The art of perfecting the auctioneer’s chant (also referred to as the auctioneer’s cry) takes years of practice, but understanding what auctioneers are saying is simple. The auctioneer’s bid call can be broken into two parts:

– The “Statement” – the current bid.  For example, “I have five dollars”
– The “Question” – the asking price. For example, “Would you bid 10 dollars??

Example: I have 5 dollars, would you bid 10, would you bid 10? Now 10, I have 10 dollars, would you bid 15…

The cadence and repetition of words and use of “filler words” (that is, the “chant”) vary from one auctioneer to another, but the format is usually the same. Typically, the number the auctioneer keeps repeating is the dollar amount they are wanting.


Are auctions only for distressed, discounted, or low-valued properties or items?

This is a major misconception about auctions. The fact is auctions are the primary sales method when selling valuable assets such as vintage vehicles, multi-million-dollar homes and priceless pieces of art. The competitive bidding of an auction and the bidding of prospective bidders sets the price and market value of an asset.  You should consider auctions as your first option, not the last resort.

The item will not sell for more than the highest bid and will not sell for less than the high bid. You, the consumer, and other bidders determine the market value of an item when you buy at auction.


Can I attend an auction as a spectator without having to bid or buy something?

Absolutely, we encourage people to explore auctions by attending one as a spectator. There is no better way to learn about auctions than to watch one firsthand.  But be aware, you just might get “hooked on auctions”!


What does “as-is”, “where-is” mean?

One of the most common statements made at auction, “as is, where is,” simply means the property is being sold without warranty and that there are no contingencies based on the status of the asset being sold. It is important that you inspect all auction properties before you bid, both real estate and personal property.

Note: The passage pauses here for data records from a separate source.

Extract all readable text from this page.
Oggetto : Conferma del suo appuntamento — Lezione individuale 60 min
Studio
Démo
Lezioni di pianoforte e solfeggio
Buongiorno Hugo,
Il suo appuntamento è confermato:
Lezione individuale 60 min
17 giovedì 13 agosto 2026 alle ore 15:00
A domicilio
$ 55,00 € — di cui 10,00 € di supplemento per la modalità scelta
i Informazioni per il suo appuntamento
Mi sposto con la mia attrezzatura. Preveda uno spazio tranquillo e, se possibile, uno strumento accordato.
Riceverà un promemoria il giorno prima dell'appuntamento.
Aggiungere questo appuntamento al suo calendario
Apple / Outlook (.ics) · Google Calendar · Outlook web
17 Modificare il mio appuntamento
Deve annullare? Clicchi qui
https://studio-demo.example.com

Photos may not show all the details or potential faults with the asset and it is your job as a well-informed bidder to thoroughly inspect and know what you are bidding on BEFORE the start of the auction. Once you bid and buy an asset at auction, you are the new owner.


What is the difference between “absolute auction” and “reserve auction”?

There are two different type of auctions: those with reserve and those without reserve (sometimes referred to as absolute). NAA Auction Professionals should consult with their seller(s) to determine the best method suited to the seller.

– Absolute Auction: An “absolute auction” is an auction where the property is sold to the highest bidder. There is not a minimum or reserve price that must be met to complete the auction sale.

– Reserve Auction: A “reserve” auction means that a price has been set between the seller and the auctioneer that must be met to complete the sale. Reserves are often used to provide the seller with security that they receive at certain amount of money to meet their sale goal.


Who is the auction person “yelling” in the audience or on the floor at an auction?

The person you see and hear working amongst the crowd of bidders is known as a ringman. This individual is part of the auction team and is an extension of the auctioneer. The job of the ringman is to convey bids back to the auctioneer from the crowd.

When bids are received in the crowd, the ringman will signal the auctioneer (typically by saying “yes” in a loud voice) that they have received a bid and to increase the bid amount. These individuals are also there to help answer questions you may have while the auction is being conducted.


Do I need to have cash for pay for items or what are the payment terms at an auction?

It is important that prospective bidders read all documents regarding the sale prior to auction day. Cash payment is commonly not required at auctions. Auction companies may accept multiple forms of payment: cash, check or credit card. When attending real estate auctions, auction companies may at times require a specific down payment on-site in the form of a cashiers check to qualify as a bidder.  Again, be sure to read the terms and conditions, especially the payment terms for each auction you attend as payment terms may differ among auction companies.